弁明しても尚晴れない妃貴の疑念に、苦渋を混ぜて叫んだ。それからまた妃貴と談笑する渚乃の会話に、霧也は興味のないふりをして聞き耳を立てる。だがやはりその声色は酷く純粋で、霧也の懐疑は薄れていくばかりであった。


(やっぱり声色だけで読むのは難しいか……。ならばあとは直接聞くしかないのか?)


昼休みが終わっても、授業中でも考え続けたがやはり「本人に聞く」しか方法はなく、霧也は頭を抱えた。話せる機会が少なく、機会があったとしても周囲に人がいる状況しか想像できなかったからだ。ならばあとは、自分で機会を作るしかないのだが……女の子を呼び出すことなど皆無の霧也にはそれ相応の覚悟が必要であった。


(直接聞けなくても他を当たれば……そもそも俺が介入していいのか?いや、考えるのは止めよう、思い立ったが吉日だ)


くよくよすることを止めた霧也は、思い当たる人物へと一通のメッセージを送った

「よう、一緒に帰りたいだなんて珍しいじゃねぇか」


「うん、ちょっと聞きたいことがあって」


「なるほど、乗った。とりあえず行こうぜ」


霧也がまずあてにした人物は、莉樹であった。渚乃のことを心配している女子の、幼馴染。少々遠い気はするが、何かしら断片的にも知っている可能性があるので話が聞けるかもしれない、という魂胆だ。


「で、聞きたいことってなんだ?もしかして、本格的に山宮を堕とそうっていう話か?」


「だから俺と妃貴はそんなんじゃないって……聞きたいのは、渚乃さんについてのことなんだ」


「渚乃について?……それは、中学の頃の話か?」


「なんか前にあったんじゃないかって思って。その反応、やっぱりなんかあったんだね」


「そうだな……ちょっと真面目に話すか」


恋バナをするような雰囲気ではないことを察した莉樹は、一度咳払いをして自分を正してから、話を続けた。

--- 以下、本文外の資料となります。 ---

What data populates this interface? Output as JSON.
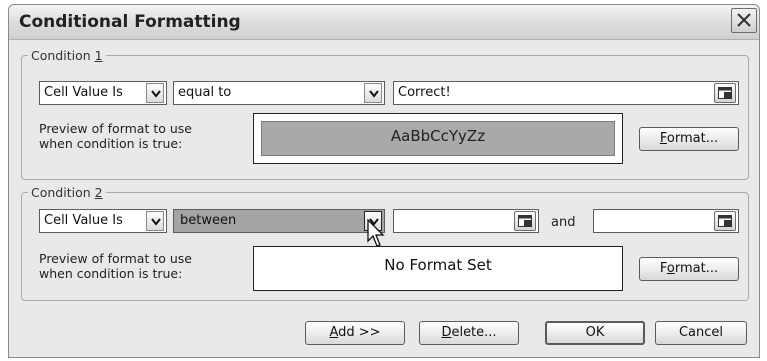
{
  "window": {
    "title": "Conditional Formatting"
  },
  "conditions": [
    {
      "legend_prefix": "Condition ",
      "legend_number": "1",
      "type_value": "Cell Value Is",
      "operator_value": "equal to",
      "value1": "Correct!",
      "preview_label_line1": "Preview of format to use",
      "preview_label_line2": "when condition is true:",
      "preview_text": "AaBbCcYyZz",
      "format_button_accel": "F",
      "format_button_rest": "ormat..."
    },
    {
      "legend_prefix": "Condition ",
      "legend_number": "2",
      "type_value": "Cell Value Is",
      "operator_value": "between",
      "value1": "",
      "and_label": "and",
      "value2": "",
      "preview_label_line1": "Preview of format to use",
      "preview_label_line2": "when condition is true:",
      "preview_text": "No Format Set",
      "format_button_pre": "F",
      "format_button_accel": "o",
      "format_button_rest": "rmat..."
    }
  ],
  "buttons": {
    "add_accel": "A",
    "add_rest": "dd >>",
    "delete_accel": "D",
    "delete_rest": "elete...",
    "ok": "OK",
    "cancel": "Cancel"
  },
  "colors": {
    "dialog_bg": "#e9e9e9",
    "preview_fill": "#a9a9a9",
    "selection_fill": "#a4a4a4"
  },
  "icons": {
    "close": "close-icon",
    "dropdown": "chevron-down-icon",
    "range_select": "collapse-dialog-icon",
    "pointer": "mouse-cursor-icon"
  }
}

「あいつ、確か今のクラスでも学級委員なんだってな。中学の頃もそういった役を任されるようで、教師からの評判も良かった。……けど、それが渚乃を苦しめてたんだろうな」


「苦しめてたって……どういうこと?」


「あぁ、俺の憶測だぞ?憶測なんだが……ニコニコしてみんなに振る舞うところを見ると、やっぱり純粋なそれには見えないというか……少し無理してんのかもな。前も、今でも」


「今でも……」


珍しく顔色を落とす莉樹を見て、その言葉が真実であると霧也は瞬間的に悟った。普段から明るい女の子が、本音を押し殺して笑っている。想像するだけで、心にかかる負担というのがひしひしと感じられるようだった。

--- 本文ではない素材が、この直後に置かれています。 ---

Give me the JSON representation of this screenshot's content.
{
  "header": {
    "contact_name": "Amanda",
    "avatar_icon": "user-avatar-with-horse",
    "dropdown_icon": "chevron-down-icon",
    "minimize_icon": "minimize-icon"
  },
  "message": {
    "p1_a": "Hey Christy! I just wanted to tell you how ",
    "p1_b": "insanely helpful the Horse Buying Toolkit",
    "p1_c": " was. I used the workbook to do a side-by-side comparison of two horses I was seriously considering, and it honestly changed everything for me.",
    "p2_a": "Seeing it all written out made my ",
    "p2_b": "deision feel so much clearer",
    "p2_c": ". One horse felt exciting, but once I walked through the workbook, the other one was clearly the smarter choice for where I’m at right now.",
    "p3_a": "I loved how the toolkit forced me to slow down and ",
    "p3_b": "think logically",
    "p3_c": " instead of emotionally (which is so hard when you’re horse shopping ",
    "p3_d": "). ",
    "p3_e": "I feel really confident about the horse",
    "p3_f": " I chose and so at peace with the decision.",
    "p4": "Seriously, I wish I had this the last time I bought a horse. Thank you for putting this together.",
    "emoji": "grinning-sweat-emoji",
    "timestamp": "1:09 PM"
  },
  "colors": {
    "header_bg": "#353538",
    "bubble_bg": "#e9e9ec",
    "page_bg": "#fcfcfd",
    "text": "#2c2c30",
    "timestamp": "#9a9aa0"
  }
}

「……すまん、俺から話せることはこれくらいしかない。何せ同じクラスじゃなかったからな。こういうことに関しては六音の方が詳しいと思うぞ」


「いやいや、こっちこそごめん。俺が介入したところで邪魔になるってことは分かってたんだけど……南島さんのこともあってから、ちょっと気になっちゃって」


「邪魔だなんて言うなよ。人が多い方が渚乃を何とかできるかもしれないしな。協力してくれるとありがたい」


「そっか……なら、できる限りを尽くすよ」


「おう、よろしくな」


それから、二人は駅で別れて、霧也は一人ホームのベンチに座って考えていた。自分にできる「できる限り」とは、何かを。


(俺に、できること……ダメだ、何をしても無駄口になる未来しか見えない……)


不明瞭な真実を前に、霧也は只無力でしかなく、加え渚乃の意思を無視して自分勝手に動くのはそれも何か違う気がして、今のこの段階で救う手口など見つかるわけもなかった。そんな自分に嫌気が刺して、霧也は買ったコーヒーをやけくそに呷った。